Indeed, as its literature review session shows (the journals researchers barely read),  the paper is targeting a wrong audience. Perhaps application oriented journals are more appropriate outlets.



[Antelope Canyon, 8/07/2009]

Writing: TQ2

This project seeks to make two points: (1) customers’ waiting behavior is context dependent, and (2) he may change mind over time. It models two new features: the partial information environment, and the dynamic decision making.

But these alone would not make the top journal: its analysis follows the footstep of XGO’s work. We must do more to strengthen the case. Instead of assuming two customer behaviors—context dependency and dynamic decision making—we can distill them from the data. Fortunately, KK has the bank data. If used properly, they can provide direct connection between theory and practice. Taken together, the data and model should make a compelling story.

We have drafted the model part. It remains to show that existence of dynamic behavior in practice. Though simple, this step is crucial to sell the story. Now KK has drafted the empirical part. Next week, he will integrate it with the modeling part. Afterwards, it is my turn to finish the project.

Above all, we are still struggling with our punch line.

Writing: paper review

The paper studies the procurement strategies for the A-systems. It concerns a firm producing a product of multiple components. The components’ procurement lead time are different but deterministic. The spot price for the key component fluctuates as a Brownian motion; other components have stable prices. The product demand is random with fixed selling price.

The firm seeks to maximize the expected profit by making proper quantity and procurement timing decisions. Buying earlier, it pays higher cost for holding inventory; delaying procurement, it must pay tardiness penalty for late delivery.

The paper considers two supply contracts. Under the strict contract, the firm must decide the quantity and timing at time 0. It trades off holding cost of early procurement and penalty of delaying. The quantity decision follows the newsvendor logic, while the timing is given by the optimal stopping problem. (In fact, the quantity part can be removed to make the logic cleaner.) Under the flexible contract, the firm can observe the price movement and hence buy at a lower price, thereby lowering the cost. Essentially it is an optimal stopping problem.

Despite the interesting setup, the paper falls short on both methodological and managerial ground. Its analysis hinges on the single random price assumption, which makes the characterization straightforward. The most interesting case is when the prices have the downward trend; but the paper does not make much headway here. That would be fine if the paper makes substantial managerial contribution. But here it fails, too. The two managerial points the paper makes are common sense.

In summary, the paper must go a step deeper.

Writing: HLD notes

I took three days to work out the missing steps.
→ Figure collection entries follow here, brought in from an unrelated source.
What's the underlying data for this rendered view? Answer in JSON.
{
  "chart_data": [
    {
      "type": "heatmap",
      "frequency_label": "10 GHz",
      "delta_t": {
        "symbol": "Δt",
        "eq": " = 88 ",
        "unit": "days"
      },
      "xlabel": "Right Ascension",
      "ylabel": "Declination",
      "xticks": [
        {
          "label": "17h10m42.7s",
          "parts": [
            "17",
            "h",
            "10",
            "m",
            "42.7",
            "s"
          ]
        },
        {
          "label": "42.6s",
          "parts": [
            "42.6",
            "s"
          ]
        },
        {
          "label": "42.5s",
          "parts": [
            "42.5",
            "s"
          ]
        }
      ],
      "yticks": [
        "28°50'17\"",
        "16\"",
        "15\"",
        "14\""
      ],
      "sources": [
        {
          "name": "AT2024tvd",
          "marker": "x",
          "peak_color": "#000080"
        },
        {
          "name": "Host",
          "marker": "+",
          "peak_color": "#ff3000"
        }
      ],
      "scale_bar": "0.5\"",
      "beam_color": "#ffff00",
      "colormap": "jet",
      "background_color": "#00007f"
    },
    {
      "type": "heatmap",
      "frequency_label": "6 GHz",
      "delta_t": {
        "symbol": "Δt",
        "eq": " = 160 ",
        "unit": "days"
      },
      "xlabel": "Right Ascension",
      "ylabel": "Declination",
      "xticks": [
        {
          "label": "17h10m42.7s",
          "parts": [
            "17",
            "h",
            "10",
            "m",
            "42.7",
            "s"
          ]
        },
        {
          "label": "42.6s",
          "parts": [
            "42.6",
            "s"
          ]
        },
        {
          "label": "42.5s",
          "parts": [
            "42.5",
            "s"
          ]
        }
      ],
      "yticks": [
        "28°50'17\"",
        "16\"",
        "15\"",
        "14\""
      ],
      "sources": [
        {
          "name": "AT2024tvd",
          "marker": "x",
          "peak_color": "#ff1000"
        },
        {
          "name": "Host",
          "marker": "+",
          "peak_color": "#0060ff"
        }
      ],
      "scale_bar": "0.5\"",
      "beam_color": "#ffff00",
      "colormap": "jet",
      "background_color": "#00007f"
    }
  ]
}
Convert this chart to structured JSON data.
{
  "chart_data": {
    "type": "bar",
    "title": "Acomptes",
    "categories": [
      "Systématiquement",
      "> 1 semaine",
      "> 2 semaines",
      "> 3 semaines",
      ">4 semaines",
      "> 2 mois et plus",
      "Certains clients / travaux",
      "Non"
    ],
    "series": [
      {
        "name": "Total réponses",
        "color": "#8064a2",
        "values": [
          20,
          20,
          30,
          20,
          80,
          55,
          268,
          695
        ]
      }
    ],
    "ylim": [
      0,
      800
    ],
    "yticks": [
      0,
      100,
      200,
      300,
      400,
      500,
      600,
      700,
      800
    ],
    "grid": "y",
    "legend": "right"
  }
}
In this project, we argue that the flexible regime dominates the mandatory one. Intuitively the logic is simple. But the math is not straightforward. This is because two regimes differ substantially in objectives and hence policies, which defy the direct comparison.

We solve this problem by relating them to the second best. We do so in two steps. First, we define the common structure. The central notion here is the virtual cost. Second, we parameterize each regime by its deviation from the second best (in terms virtual cost).

This approach provides a unified framework to compare the flexible and mandatory regimes. It overcomes the structural difference by teasing out their the common core.

There are two caveats, though. First, in the flexible regime the agent decides production, whereas in the mandatory regime the principal decides. Second, although each the principal may not see all the types, we still define its payoff function for each type. This hypothetical treatment poses no harm.

Currently, PL is working on the case with additional budget constraint. That constraint is necessary for explaining the logic of exporting trade. It makes economic sense and numerically it works. Just wait to see the details.